Adjusting to being an NRI wife is not easy. Relocating to an unfamiliar place, without the security of family
and friends is a pretty tough task. And for a working woman used to being independent, the sudden change to depending on someone else for everything heralds a daunting new phase in life.

Writing draft after draft, I finally stopped to think for a moment. And reached a profound conclusion – I am no authority to speak on the challenges of adjusting to life as a Non-Resident Indian. I certainly don’t know how to make you stop wishing for the familiar sights and sounds from the land we formerly called ‘home.’

What I do know is that relocating to a brand new place, without family and friends is a pretty tough task. Take away the safety net of a secure job at a workplace where you know everyone and it can be a daunting new phase in life.

When I think about what I miss the most, I’m at a loss because I don’t know where to begin. Sure, mom’s savouries (and trust me, I get those cravings at weird hours of day or night) make me miss home. I miss the freedom of being able to hop into a welcoming rickshaw and zooming across the city.

Not being within a phone call away from my closest friend causes several moments of frustration and anxiety. But, apart from the emotionality of being away from those near and dear, the feeling of being dependent is the biggest challenge for me.

Having grown up in a household where we were given free rein to make our choices and face the consequences, not being able to step out by myself for who I am, is a thorn in my flesh. It’s not as though my new country of residence is racial, or unjust or just plain out there. But there is a certain sense of control and familiarity being in your own surroundings.

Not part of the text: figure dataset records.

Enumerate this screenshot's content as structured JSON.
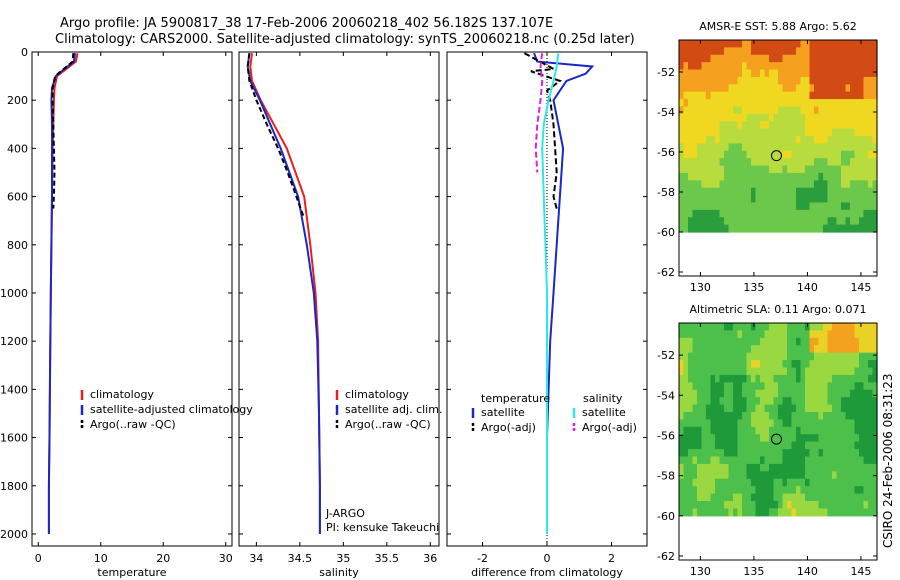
{
  "title_line1": "Argo profile: JA 5900817_38 17-Feb-2006 20060218_402 56.182S 137.107E",
  "title_line2": "Climatology: CARS2000. Satellite-adjusted climatology: synTS_20060218.nc (0.25d later)",
  "side_label": "CSIRO 24-Feb-2006 08:31:23",
  "colors": {
    "climatology": "#e8201c",
    "satellite": "#1a28c8",
    "argo": "#000000",
    "cyan": "#2ee8e8",
    "magenta": "#e020e0"
  },
  "chart_data": [
    {
      "type": "line",
      "id": "temperature",
      "xlabel": "temperature",
      "ylabel": "",
      "xlim": [
        -1,
        31
      ],
      "ylim": [
        0,
        2050
      ],
      "xticks": [
        0,
        10,
        20,
        30
      ],
      "yticks": [
        0,
        200,
        400,
        600,
        800,
        1000,
        1200,
        1400,
        1600,
        1800,
        2000
      ],
      "legend": {
        "placement": "lower-right",
        "entries": [
          {
            "label": "climatology",
            "color": "#e8201c"
          },
          {
            "label": "satellite-adjusted climatology",
            "color": "#1a28c8"
          },
          {
            "label": "Argo(..raw -QC)",
            "color": "#000000"
          }
        ]
      },
      "series": [
        {
          "name": "climatology",
          "color": "#e8201c",
          "dash": "",
          "x": [
            6.3,
            6.0,
            4.5,
            3.0,
            2.6,
            2.5,
            2.4,
            2.3,
            2.2,
            2.1,
            2.0,
            1.9,
            1.8,
            1.7,
            1.7
          ],
          "y": [
            5,
            40,
            70,
            100,
            150,
            200,
            300,
            400,
            600,
            800,
            1000,
            1300,
            1600,
            1800,
            2000
          ]
        },
        {
          "name": "satellite",
          "color": "#1a28c8",
          "dash": "",
          "x": [
            5.9,
            5.7,
            4.2,
            2.8,
            2.2,
            2.1,
            2.2,
            2.2,
            2.2,
            2.1,
            2.0,
            1.9,
            1.8,
            1.7,
            1.7
          ],
          "y": [
            5,
            40,
            70,
            100,
            150,
            200,
            300,
            400,
            600,
            800,
            1000,
            1300,
            1600,
            1800,
            2000
          ]
        },
        {
          "name": "argo",
          "color": "#000000",
          "dash": "5,3",
          "x": [
            5.6,
            5.5,
            4.1,
            2.7,
            2.3,
            2.3,
            2.4,
            2.5,
            2.6,
            2.5,
            2.4
          ],
          "y": [
            5,
            40,
            70,
            100,
            150,
            200,
            300,
            400,
            500,
            600,
            650
          ]
        }
      ]
    },
    {
      "type": "line",
      "id": "salinity",
      "xlabel": "salinity",
      "ylabel": "",
      "xlim": [
        33.8,
        36.1
      ],
      "ylim": [
        0,
        2050
      ],
      "xticks": [
        34,
        34.5,
        35,
        35.5,
        36
      ],
      "xticklabels": [
        "34",
        "34.5",
        "35",
        "35.5",
        "36"
      ],
      "legend": {
        "placement": "lower-right",
        "entries": [
          {
            "label": "climatology",
            "color": "#e8201c"
          },
          {
            "label": "satellite adj. clim.",
            "color": "#1a28c8"
          },
          {
            "label": "Argo(..raw -QC)",
            "color": "#000000"
          }
        ]
      },
      "annotations": [
        "J-ARGO",
        "PI: kensuke Takeuchi"
      ],
      "series": [
        {
          "name": "climatology",
          "color": "#e8201c",
          "dash": "",
          "x": [
            33.95,
            33.93,
            33.95,
            34.05,
            34.2,
            34.35,
            34.45,
            34.55,
            34.62,
            34.68,
            34.71,
            34.72,
            34.73,
            34.73
          ],
          "y": [
            5,
            60,
            120,
            200,
            300,
            400,
            500,
            600,
            800,
            1000,
            1200,
            1500,
            1800,
            2000
          ]
        },
        {
          "name": "satellite",
          "color": "#1a28c8",
          "dash": "",
          "x": [
            33.92,
            33.9,
            33.93,
            34.04,
            34.16,
            34.28,
            34.38,
            34.48,
            34.58,
            34.66,
            34.7,
            34.72,
            34.73,
            34.73
          ],
          "y": [
            5,
            60,
            120,
            200,
            300,
            400,
            500,
            600,
            800,
            1000,
            1200,
            1500,
            1800,
            2000
          ]
        },
        {
          "name": "argo",
          "color": "#000000",
          "dash": "5,3",
          "x": [
            33.92,
            33.9,
            33.92,
            34.0,
            34.12,
            34.25,
            34.36,
            34.46,
            34.54
          ],
          "y": [
            5,
            60,
            120,
            200,
            300,
            400,
            500,
            600,
            680
          ]
        }
      ]
    },
    {
      "type": "line",
      "id": "difference",
      "xlabel": "difference from climatology",
      "ylabel": "",
      "xlim": [
        -3.1,
        3.1
      ],
      "ylim": [
        0,
        2050
      ],
      "xticks": [
        -2,
        0,
        2
      ],
      "legend": {
        "placement": "lower-center",
        "entries": [
          {
            "group": "temperature",
            "label": "satellite",
            "color": "#1a28c8"
          },
          {
            "group": "temperature",
            "label": "Argo(-adj)",
            "color": "#000000"
          },
          {
            "group": "salinity",
            "label": "satellite",
            "color": "#2ee8e8"
          },
          {
            "group": "salinity",
            "label": "Argo(-adj)",
            "color": "#e020e0"
          }
        ]
      },
      "legend_headers": [
        "temperature",
        "salinity"
      ],
      "series": [
        {
          "name": "temp-satellite",
          "color": "#1a28c8",
          "dash": "",
          "x": [
            -0.4,
            -0.3,
            1.4,
            1.2,
            0.6,
            0.2,
            0.35,
            0.5,
            0.4,
            0.3,
            0.2,
            0.1,
            0.05,
            0.0,
            0.0,
            0.0
          ],
          "y": [
            5,
            40,
            60,
            90,
            120,
            200,
            300,
            400,
            600,
            800,
            1000,
            1200,
            1400,
            1600,
            1800,
            2000
          ]
        },
        {
          "name": "temp-argo",
          "color": "#000000",
          "dash": "6,3",
          "x": [
            -0.7,
            0.2,
            -0.5,
            0.4,
            0.0,
            0.1,
            0.2,
            0.25,
            0.3,
            0.2,
            0.3
          ],
          "y": [
            5,
            70,
            80,
            120,
            160,
            200,
            300,
            400,
            500,
            600,
            650
          ]
        },
        {
          "name": "sal-satellite",
          "color": "#2ee8e8",
          "dash": "",
          "x": [
            0.35,
            0.3,
            0.2,
            0.05,
            -0.1,
            -0.15,
            -0.1,
            -0.05,
            0.0,
            0.0,
            0.0
          ],
          "y": [
            5,
            60,
            120,
            200,
            300,
            400,
            600,
            800,
            1000,
            1500,
            2000
          ]
        },
        {
          "name": "sal-argo",
          "color": "#e020e0",
          "dash": "6,3",
          "x": [
            -0.15,
            -0.2,
            -0.15,
            -0.2,
            -0.3,
            -0.35,
            -0.3
          ],
          "y": [
            5,
            60,
            120,
            200,
            300,
            400,
            500
          ]
        }
      ]
    },
    {
      "type": "heatmap",
      "id": "sst-map",
      "title": "AMSR-E SST: 5.88 Argo: 5.62",
      "xlim": [
        128,
        146.5
      ],
      "ylim": [
        -62.2,
        -50.4
      ],
      "xticks": [
        130,
        135,
        140,
        145
      ],
      "yticks": [
        -52,
        -54,
        -56,
        -58,
        -60,
        -62
      ],
      "marker": {
        "lon": 137.107,
        "lat": -56.182
      },
      "field_range": [
        -60,
        -50.4
      ],
      "palette": [
        "#2a9e3c",
        "#6cc84a",
        "#b8dc3e",
        "#f0d820",
        "#f5a01e",
        "#d24a14"
      ]
    },
    {
      "type": "heatmap",
      "id": "sla-map",
      "title": "Altimetric SLA: 0.11 Argo: 0.071",
      "xlim": [
        128,
        146.5
      ],
      "ylim": [
        -62.2,
        -50.4
      ],
      "xticks": [
        130,
        135,
        140,
        145
      ],
      "yticks": [
        -52,
        -54,
        -56,
        -58,
        -60,
        -62
      ],
      "marker": {
        "lon": 137.107,
        "lat": -56.182
      },
      "field_range": [
        -60,
        -50.4
      ],
      "palette": [
        "#1e9a3a",
        "#4cc04a",
        "#9ad842",
        "#e8d226",
        "#f2a21e",
        "#cf5a1a"
      ]
    }
  ]
}
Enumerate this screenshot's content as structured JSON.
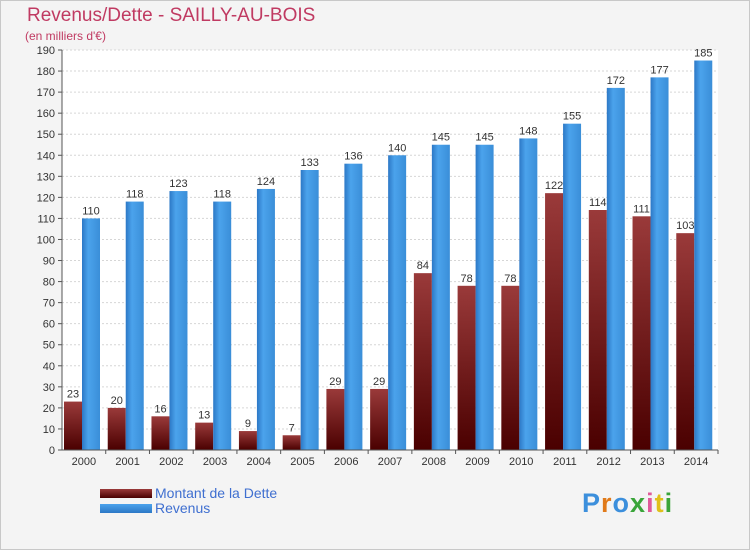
{
  "header": {
    "title": "Revenus/Dette - SAILLY-AU-BOIS",
    "subtitle": "(en milliers d'€)"
  },
  "legend": {
    "items": [
      {
        "label": "Montant de la Dette",
        "color": "#7a1e1e"
      },
      {
        "label": "Revenus",
        "color": "#3c8fdc"
      }
    ]
  },
  "logo": {
    "text": "Proxiti"
  },
  "chart_data": {
    "type": "bar",
    "title": "Revenus/Dette - SAILLY-AU-BOIS",
    "subtitle": "(en milliers d'€)",
    "xlabel": "",
    "ylabel": "",
    "ylim": [
      0,
      190
    ],
    "ytick_step": 10,
    "grid": true,
    "legend_position": "bottom-left",
    "categories": [
      "2000",
      "2001",
      "2002",
      "2003",
      "2004",
      "2005",
      "2006",
      "2007",
      "2008",
      "2009",
      "2010",
      "2011",
      "2012",
      "2013",
      "2014"
    ],
    "series": [
      {
        "name": "Montant de la Dette",
        "color": "#7a1e1e",
        "values": [
          23,
          20,
          16,
          13,
          9,
          7,
          29,
          29,
          84,
          78,
          78,
          122,
          114,
          111,
          103
        ]
      },
      {
        "name": "Revenus",
        "color": "#3c8fdc",
        "values": [
          110,
          118,
          123,
          118,
          124,
          133,
          136,
          140,
          145,
          145,
          148,
          155,
          172,
          177,
          185
        ]
      }
    ]
  }
}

When I think back now, even smiling and chatting with my local sabjiwala was comforting in its own way. The impersonality of life abroad is something that many ex-pats take a while to get used to.

I am no different. I liked the constant chatter and laughter and occasional yelling in the city I lived in. In some strange way, it was reassuring and a reminder that all is well in the world.

When you move to a new country, you have no identity in relation to your surroundings. There are no familiar haunts that you can go to when you’re feeling blue or stores that you know you will find something just before that big party that merits a new outfit.

You tend to feel the absence of your friends and family since there aren’t too many people who you can call without a second thought. For many who’ve moved abroad recently, finding employment is a major worry.

If you’ve been used to working at a certain professional level, when you have to drop down a few notches on the hierarchy, your ego takes a beating. Still, there are wonderful stories of many who make it big despite all their hurdles.

With all these factors at play, being dependent on someone else, even if it is your spouse, can be a struggle for someone who isn’t used to asking for help. Apply that concept in the important areas of your life and often you’ll feel as though you’re floundering and lost.

Despite this, most other NRIs tell me that giving it time is the best way to go. I’m often reminded that I shouldn’t expect this new place to feel like home right off. Everything takes time and you gradually ease into life.

Driving on the right side of the road won’t seem too strange, nor will trips at the local grocery store without the rustle and sounds of your erstwhile veggie market. And when you’re settled in, you’ll talk to more “newcomers” about taking it easy and easing into life there. I await my turn.